At Nash Produce holidays drive sweet potato sales, but look beyond for opportunities
By
Chris Koger
At Nash Produce holidays drive sweet potato sales, but look beyond for opportunities
Sales of North Carolina sweet potatoes soar the highest leading up to Thanksgiving, but year-end demand sees a considerable spike as well.
“Thanksgiving is always the biggest holiday we have — sweet potato sales go through the roof,” said David Bradley, director of business development for Nash Produce, based in Nashville, NC. “But Christmas is a very solid mover for us. We’ll gear up a week or two before Christmas and will see an uptick in volume for that.”
Beyond the sales spurred on by holiday get-togethers with friends and family, distributors like Nash Produce, as well as the North Carolina Sweetpotato Commission, support efforts to expand demand throughout the year.
“Sweet potatoes have always been known as a seasonal, holiday food,” Bradley said. “People are always going to buy them this time of the year.
“But the North Carolina Sweetpotato Commission has done a fantastic job to promote sweet potatoes as a non-seasonal product,” he said.
Easter Sunday is the third-highest occasion for families to buy and prepare sweet potato dishes.
Bradley said that it’s common for produce department managers to see sales rise again in late December and early January, as consumers stock up on healthy foods as part of New Year’s resolutions to lose weight, eat better and exercise.

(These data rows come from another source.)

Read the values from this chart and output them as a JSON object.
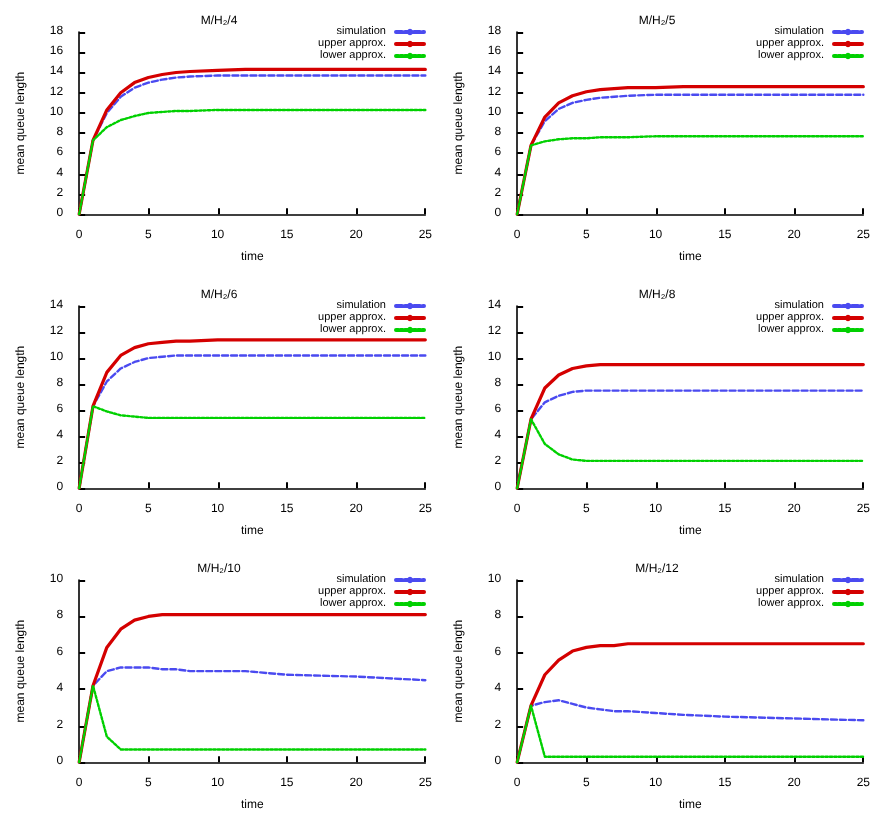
{
  "chart_data": [
    {
      "type": "line",
      "title": "M/H₂/4",
      "xlabel": "time",
      "ylabel": "mean queue length",
      "x": [
        0,
        1,
        2,
        3,
        4,
        5,
        6,
        7,
        8,
        10,
        12,
        15,
        20,
        25
      ],
      "xlim": [
        0,
        25
      ],
      "xticks": [
        0,
        5,
        10,
        15,
        20,
        25
      ],
      "ylim": [
        0,
        18
      ],
      "yticks": [
        0,
        2,
        4,
        6,
        8,
        10,
        12,
        14,
        16,
        18
      ],
      "legend": "top right",
      "grid": false,
      "marker": "none",
      "series": [
        {
          "name": "simulation",
          "color": "#4a4af0",
          "line_style": "dashed",
          "values": [
            0,
            7.3,
            10,
            11.6,
            12.5,
            13,
            13.3,
            13.5,
            13.6,
            13.7,
            13.7,
            13.7,
            13.7,
            13.7
          ]
        },
        {
          "name": "upper approx.",
          "color": "#d40000",
          "line_style": "solid",
          "values": [
            0,
            7.3,
            10.3,
            12,
            13,
            13.5,
            13.8,
            14,
            14.1,
            14.2,
            14.3,
            14.3,
            14.3,
            14.3
          ]
        },
        {
          "name": "lower approx.",
          "color": "#00d000",
          "line_style": "dotted",
          "values": [
            0,
            7.3,
            8.6,
            9.3,
            9.7,
            10,
            10.1,
            10.2,
            10.2,
            10.3,
            10.3,
            10.3,
            10.3,
            10.3
          ]
        }
      ]
    },
    {
      "type": "line",
      "title": "M/H₂/5",
      "xlabel": "time",
      "ylabel": "mean queue length",
      "x": [
        0,
        1,
        2,
        3,
        4,
        5,
        6,
        7,
        8,
        10,
        12,
        15,
        20,
        25
      ],
      "xlim": [
        0,
        25
      ],
      "xticks": [
        0,
        5,
        10,
        15,
        20,
        25
      ],
      "ylim": [
        0,
        18
      ],
      "yticks": [
        0,
        2,
        4,
        6,
        8,
        10,
        12,
        14,
        16,
        18
      ],
      "legend": "top right",
      "grid": false,
      "marker": "none",
      "series": [
        {
          "name": "simulation",
          "color": "#4a4af0",
          "line_style": "dashed",
          "values": [
            0,
            6.8,
            9.2,
            10.4,
            11,
            11.3,
            11.5,
            11.6,
            11.7,
            11.8,
            11.8,
            11.8,
            11.8,
            11.8
          ]
        },
        {
          "name": "upper approx.",
          "color": "#d40000",
          "line_style": "solid",
          "values": [
            0,
            6.8,
            9.6,
            11,
            11.7,
            12.1,
            12.3,
            12.4,
            12.5,
            12.5,
            12.6,
            12.6,
            12.6,
            12.6
          ]
        },
        {
          "name": "lower approx.",
          "color": "#00d000",
          "line_style": "dotted",
          "values": [
            0,
            6.8,
            7.2,
            7.4,
            7.5,
            7.5,
            7.6,
            7.6,
            7.6,
            7.7,
            7.7,
            7.7,
            7.7,
            7.7
          ]
        }
      ]
    },
    {
      "type": "line",
      "title": "M/H₂/6",
      "xlabel": "time",
      "ylabel": "mean queue length",
      "x": [
        0,
        1,
        2,
        3,
        4,
        5,
        6,
        7,
        8,
        10,
        12,
        15,
        20,
        25
      ],
      "xlim": [
        0,
        25
      ],
      "xticks": [
        0,
        5,
        10,
        15,
        20,
        25
      ],
      "ylim": [
        0,
        14
      ],
      "yticks": [
        0,
        2,
        4,
        6,
        8,
        10,
        12,
        14
      ],
      "legend": "top right",
      "grid": false,
      "marker": "none",
      "series": [
        {
          "name": "simulation",
          "color": "#4a4af0",
          "line_style": "dashed",
          "values": [
            0,
            6.3,
            8.2,
            9.2,
            9.7,
            10,
            10.1,
            10.2,
            10.2,
            10.2,
            10.2,
            10.2,
            10.2,
            10.2
          ]
        },
        {
          "name": "upper approx.",
          "color": "#d40000",
          "line_style": "solid",
          "values": [
            0,
            6.3,
            8.9,
            10.2,
            10.8,
            11.1,
            11.2,
            11.3,
            11.3,
            11.4,
            11.4,
            11.4,
            11.4,
            11.4
          ]
        },
        {
          "name": "lower approx.",
          "color": "#00d000",
          "line_style": "dotted",
          "values": [
            0,
            6.3,
            5.9,
            5.6,
            5.5,
            5.4,
            5.4,
            5.4,
            5.4,
            5.4,
            5.4,
            5.4,
            5.4,
            5.4
          ]
        }
      ]
    },
    {
      "type": "line",
      "title": "M/H₂/8",
      "xlabel": "time",
      "ylabel": "mean queue length",
      "x": [
        0,
        1,
        2,
        3,
        4,
        5,
        6,
        7,
        8,
        10,
        12,
        15,
        20,
        25
      ],
      "xlim": [
        0,
        25
      ],
      "xticks": [
        0,
        5,
        10,
        15,
        20,
        25
      ],
      "ylim": [
        0,
        14
      ],
      "yticks": [
        0,
        2,
        4,
        6,
        8,
        10,
        12,
        14
      ],
      "legend": "top right",
      "grid": false,
      "marker": "none",
      "series": [
        {
          "name": "simulation",
          "color": "#4a4af0",
          "line_style": "dashed",
          "values": [
            0,
            5.3,
            6.6,
            7.1,
            7.4,
            7.5,
            7.5,
            7.5,
            7.5,
            7.5,
            7.5,
            7.5,
            7.5,
            7.5
          ]
        },
        {
          "name": "upper approx.",
          "color": "#d40000",
          "line_style": "solid",
          "values": [
            0,
            5.3,
            7.7,
            8.7,
            9.2,
            9.4,
            9.5,
            9.5,
            9.5,
            9.5,
            9.5,
            9.5,
            9.5,
            9.5
          ]
        },
        {
          "name": "lower approx.",
          "color": "#00d000",
          "line_style": "dotted",
          "values": [
            0,
            5.3,
            3.4,
            2.6,
            2.2,
            2.1,
            2.1,
            2.1,
            2.1,
            2.1,
            2.1,
            2.1,
            2.1,
            2.1
          ]
        }
      ]
    },
    {
      "type": "line",
      "title": "M/H₂/10",
      "xlabel": "time",
      "ylabel": "mean queue length",
      "x": [
        0,
        1,
        2,
        3,
        4,
        5,
        6,
        7,
        8,
        10,
        12,
        15,
        20,
        25
      ],
      "xlim": [
        0,
        25
      ],
      "xticks": [
        0,
        5,
        10,
        15,
        20,
        25
      ],
      "ylim": [
        0,
        10
      ],
      "yticks": [
        0,
        2,
        4,
        6,
        8,
        10
      ],
      "legend": "top right",
      "grid": false,
      "marker": "none",
      "series": [
        {
          "name": "simulation",
          "color": "#4a4af0",
          "line_style": "dashed",
          "values": [
            0,
            4.2,
            5,
            5.2,
            5.2,
            5.2,
            5.1,
            5.1,
            5,
            5,
            5,
            4.8,
            4.7,
            4.5
          ]
        },
        {
          "name": "upper approx.",
          "color": "#d40000",
          "line_style": "solid",
          "values": [
            0,
            4.2,
            6.3,
            7.3,
            7.8,
            8,
            8.1,
            8.1,
            8.1,
            8.1,
            8.1,
            8.1,
            8.1,
            8.1
          ]
        },
        {
          "name": "lower approx.",
          "color": "#00d000",
          "line_style": "dotted",
          "values": [
            0,
            4.2,
            1.4,
            0.7,
            0.7,
            0.7,
            0.7,
            0.7,
            0.7,
            0.7,
            0.7,
            0.7,
            0.7,
            0.7
          ]
        }
      ]
    },
    {
      "type": "line",
      "title": "M/H₂/12",
      "xlabel": "time",
      "ylabel": "mean queue length",
      "x": [
        0,
        1,
        2,
        3,
        4,
        5,
        6,
        7,
        8,
        10,
        12,
        15,
        20,
        25
      ],
      "xlim": [
        0,
        25
      ],
      "xticks": [
        0,
        5,
        10,
        15,
        20,
        25
      ],
      "ylim": [
        0,
        10
      ],
      "yticks": [
        0,
        2,
        4,
        6,
        8,
        10
      ],
      "legend": "top right",
      "grid": false,
      "marker": "none",
      "series": [
        {
          "name": "simulation",
          "color": "#4a4af0",
          "line_style": "dashed",
          "values": [
            0,
            3.1,
            3.3,
            3.4,
            3.2,
            3,
            2.9,
            2.8,
            2.8,
            2.7,
            2.6,
            2.5,
            2.4,
            2.3
          ]
        },
        {
          "name": "upper approx.",
          "color": "#d40000",
          "line_style": "solid",
          "values": [
            0,
            3.1,
            4.8,
            5.6,
            6.1,
            6.3,
            6.4,
            6.4,
            6.5,
            6.5,
            6.5,
            6.5,
            6.5,
            6.5
          ]
        },
        {
          "name": "lower approx.",
          "color": "#00d000",
          "line_style": "dotted",
          "values": [
            0,
            3.1,
            0.3,
            0.3,
            0.3,
            0.3,
            0.3,
            0.3,
            0.3,
            0.3,
            0.3,
            0.3,
            0.3,
            0.3
          ]
        }
      ]
    }
  ]
}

“In January, people are more health conscious, starting the new year off as a healthier version of themselves,” Bradley said, adding that National Sweetpotato Month (February), is followed by National Nutrition Month in March. “So, customers are more geared toward that health-conscious decision in the grocery store.”
With changing consumer preferences and an emphasis on convenience, sweet potato growers and shippers have expanded beyond bulk product shipped in boxes. Single-serve microwaveable sweet potatoes and steamer bags have become popular.
Equipment upgrades allow shippers to sort based on specific customers and packaging options.
“We have an electric sizer and grader in our facility, and that helps us grade really tight,” Bradley said. “If we have a foodservice business, or any customers with specs, we have the ability to get any size spec that they want.”
Fingerlings can be isolated and packed in steamer bags on the line, or uniform size and shape sweet potatoes can be separated and tray-wrapped as well, he said.
The North Carolina Sweetpotato Commission offers recipes to help consumers learn how to prepare them throughout the year, beyond mashed and topped with marshmallows.
“I do think it helps increase consumption overall because consumers realize they can incorporate sweet potatoes more into their everyday lifestyle and eating regimen,” Bradley said.
This season is dramatically different than the 2024-2025 crop year, when about a third of the crop was lost to storms damage that flooded fields. This season, which ended with a dry period, is not having a size, yield, quality or other issue, Bradley said.
Nash Produce was able to satisfy regular customer accounts throughout the season, but National Sweet Potato Month promotions were curtailed, to ensure the supplies held until the new crop potatoes were harvested.
“It was a unique year,” he said. “And people who have been in the industry have said they haven’t really seen a year like that in a really long time. Last year was anomaly, and this year we have a pretty average (size/yield) crop.”